Tell Congress: No Backroom Deals to Regulate the Internet




Last week, representatives from nine countries including the United States secretly met in a luxury hotel in Beverly Hills to negotiate the Trans-Pacific Partnership Agreement, a trade agreement with the potential to contain intellectual property provisions that go beyond ACTA.

EFF - These secret meetings could create over-reaching new rules and standards that will choke off the online speech of individuals, websites, and platforms accused of copyright infringement.

But because the meetings are held behind closed doors and the text has not been released to the public, the citizens who will be affected do not know the details and don’t have a voice.
More

What they met to discuss:

Trans-Pacific Partnership Agreement

What is the Trans-Pacific Partnership Agreement (TPP)?

The Trans-Pacific Partnership (TPP) is a secretive, multi-nation trade agreement that threatens to extend restrictive intellectual property laws across the globe.

The nine nations currently negotiating the TPP are the U.S., Australia, Peru, Malaysia, Vietnam, New Zealand, Chile, Singapore, and Brunei Darussalam. Expected to be finalized in November 2011, the TPP will contain a chapter on Intellectual Property (copyright, trademarks, patents and perhaps geographical indications) that will have a broad impact on citizens’ rights,  the future of the Internet’s global infrastructure, and innovation across the world. A leaked version of the February 2011 draft U.S. TPP Intellectual Property Rights Chapter indicates that U.S. negotiators are pushing for the adoption of copyright measures far more restrictive than currently required by international treaties, including the controversial Anti-Counterfeiting Trade Agreement.

The TPP will rewrite the global rules on IP enforcement. All signatory countries will be required to conform their domestic laws and policies to the provisions of the Agreement. In the U.S. this is likely to further entrench controversial aspects of U.S. copyright law (such as the Digital Millennium Copyright Act’s broad ban on circumventing digital locks and frequently disproprotionate statutory damages for copyright infringement) and restrict the ability of Congress to engage in domestic law reform to meet the evolving IP needs of American citizens and the innovative technology sector. The recently leaked U.S. IP chapter also includes provisions that appear to go beyond current U.S. law. This raises significant concerns for citizens’ due process, privacy and freedom of expression rights.

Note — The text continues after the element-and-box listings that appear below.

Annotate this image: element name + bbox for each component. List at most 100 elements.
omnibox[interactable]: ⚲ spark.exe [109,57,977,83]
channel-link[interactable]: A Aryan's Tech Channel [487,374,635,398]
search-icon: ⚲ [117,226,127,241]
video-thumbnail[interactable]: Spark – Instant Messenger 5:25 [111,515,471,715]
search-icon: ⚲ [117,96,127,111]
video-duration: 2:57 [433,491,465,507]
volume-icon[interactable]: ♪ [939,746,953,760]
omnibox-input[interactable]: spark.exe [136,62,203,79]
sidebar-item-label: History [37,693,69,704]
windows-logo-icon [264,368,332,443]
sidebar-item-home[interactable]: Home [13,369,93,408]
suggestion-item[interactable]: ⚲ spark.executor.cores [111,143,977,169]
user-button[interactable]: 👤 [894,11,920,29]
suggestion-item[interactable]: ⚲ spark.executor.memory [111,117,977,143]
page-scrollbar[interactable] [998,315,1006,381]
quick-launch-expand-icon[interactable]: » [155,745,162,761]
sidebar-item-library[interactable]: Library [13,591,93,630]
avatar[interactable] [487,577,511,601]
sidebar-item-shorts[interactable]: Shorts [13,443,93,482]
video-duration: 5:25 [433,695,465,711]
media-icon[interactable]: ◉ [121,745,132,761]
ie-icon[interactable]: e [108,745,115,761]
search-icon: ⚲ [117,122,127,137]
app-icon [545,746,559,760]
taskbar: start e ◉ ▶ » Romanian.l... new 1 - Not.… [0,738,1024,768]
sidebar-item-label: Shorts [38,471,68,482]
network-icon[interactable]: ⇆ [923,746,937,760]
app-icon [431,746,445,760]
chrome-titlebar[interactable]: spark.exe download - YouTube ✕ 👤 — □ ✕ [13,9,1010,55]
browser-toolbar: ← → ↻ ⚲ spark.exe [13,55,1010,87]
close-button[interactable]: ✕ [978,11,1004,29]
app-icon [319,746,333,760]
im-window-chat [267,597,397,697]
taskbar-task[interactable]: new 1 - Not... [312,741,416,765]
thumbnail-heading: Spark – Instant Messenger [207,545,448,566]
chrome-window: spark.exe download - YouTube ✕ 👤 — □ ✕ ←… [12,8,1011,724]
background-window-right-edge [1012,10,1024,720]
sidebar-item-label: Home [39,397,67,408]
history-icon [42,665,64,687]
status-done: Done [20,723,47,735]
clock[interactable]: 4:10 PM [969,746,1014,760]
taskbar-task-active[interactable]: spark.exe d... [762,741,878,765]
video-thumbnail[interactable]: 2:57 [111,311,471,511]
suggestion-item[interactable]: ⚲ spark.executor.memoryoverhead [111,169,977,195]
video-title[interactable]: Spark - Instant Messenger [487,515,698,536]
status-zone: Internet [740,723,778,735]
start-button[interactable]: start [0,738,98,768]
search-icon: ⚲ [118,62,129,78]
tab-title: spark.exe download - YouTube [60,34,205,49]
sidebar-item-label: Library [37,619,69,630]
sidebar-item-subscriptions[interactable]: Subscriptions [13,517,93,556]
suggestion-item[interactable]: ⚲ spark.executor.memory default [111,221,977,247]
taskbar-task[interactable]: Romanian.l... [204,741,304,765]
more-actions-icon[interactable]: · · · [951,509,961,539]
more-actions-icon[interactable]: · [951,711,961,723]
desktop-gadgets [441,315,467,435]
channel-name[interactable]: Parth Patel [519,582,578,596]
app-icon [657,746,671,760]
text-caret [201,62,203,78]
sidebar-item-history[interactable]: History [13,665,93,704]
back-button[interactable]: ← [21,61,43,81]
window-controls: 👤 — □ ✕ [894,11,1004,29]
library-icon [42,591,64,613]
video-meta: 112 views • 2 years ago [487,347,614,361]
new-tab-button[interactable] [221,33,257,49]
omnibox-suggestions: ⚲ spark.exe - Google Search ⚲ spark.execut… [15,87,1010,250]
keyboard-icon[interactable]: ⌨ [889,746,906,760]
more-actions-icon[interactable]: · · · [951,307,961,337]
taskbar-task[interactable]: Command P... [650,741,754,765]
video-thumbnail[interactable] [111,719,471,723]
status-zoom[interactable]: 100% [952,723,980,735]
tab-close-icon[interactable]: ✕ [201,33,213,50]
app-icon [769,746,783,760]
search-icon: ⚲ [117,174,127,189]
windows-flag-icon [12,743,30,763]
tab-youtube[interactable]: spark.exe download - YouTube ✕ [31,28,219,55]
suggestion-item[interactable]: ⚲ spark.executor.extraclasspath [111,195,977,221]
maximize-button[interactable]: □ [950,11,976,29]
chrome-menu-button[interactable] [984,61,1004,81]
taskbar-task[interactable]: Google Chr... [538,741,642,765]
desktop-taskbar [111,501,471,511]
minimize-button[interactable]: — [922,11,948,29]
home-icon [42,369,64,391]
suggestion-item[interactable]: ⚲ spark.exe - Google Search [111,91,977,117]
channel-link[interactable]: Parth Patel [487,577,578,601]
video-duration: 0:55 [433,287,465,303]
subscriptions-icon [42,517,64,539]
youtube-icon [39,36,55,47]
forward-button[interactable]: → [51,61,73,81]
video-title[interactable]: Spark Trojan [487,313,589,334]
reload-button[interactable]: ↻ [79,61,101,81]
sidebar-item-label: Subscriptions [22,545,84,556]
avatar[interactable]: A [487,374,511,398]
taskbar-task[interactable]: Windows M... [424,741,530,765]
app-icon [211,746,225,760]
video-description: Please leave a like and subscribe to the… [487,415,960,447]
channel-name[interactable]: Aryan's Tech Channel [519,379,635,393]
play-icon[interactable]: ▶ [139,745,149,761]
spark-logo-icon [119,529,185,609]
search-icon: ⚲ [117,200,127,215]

The leaked U.S. IP chapter includes many detailed requirements that are more restrictive than current international standards, and would require significant changes to other countries’ copyright laws. These include obligations for countries to:

  • Treat temporary reproductions of copyrighted works without copyright holders’ authorization as copyright infringement. This was discussed but rejected at the intergovernmental diplomatic conference that created two key 1996 international copyright treaties, the WIPO Copyright Treaty and WIPO Performances and Phonograms Treaty.

  • Ban parallel importation of genuine goods acquired from other countries without the authorization of copyright owners.

  • Create copyright terms well beyond the internationally agreed period in the 1994 Agreement on Trade-Related Aspects of IP. Life + 70 years for works created by individuals, and following the U.S.- Oman Free Trade Agreement, either 95 years after publication or 120 years after creation for corporate owned works (such as Mickey Mouse).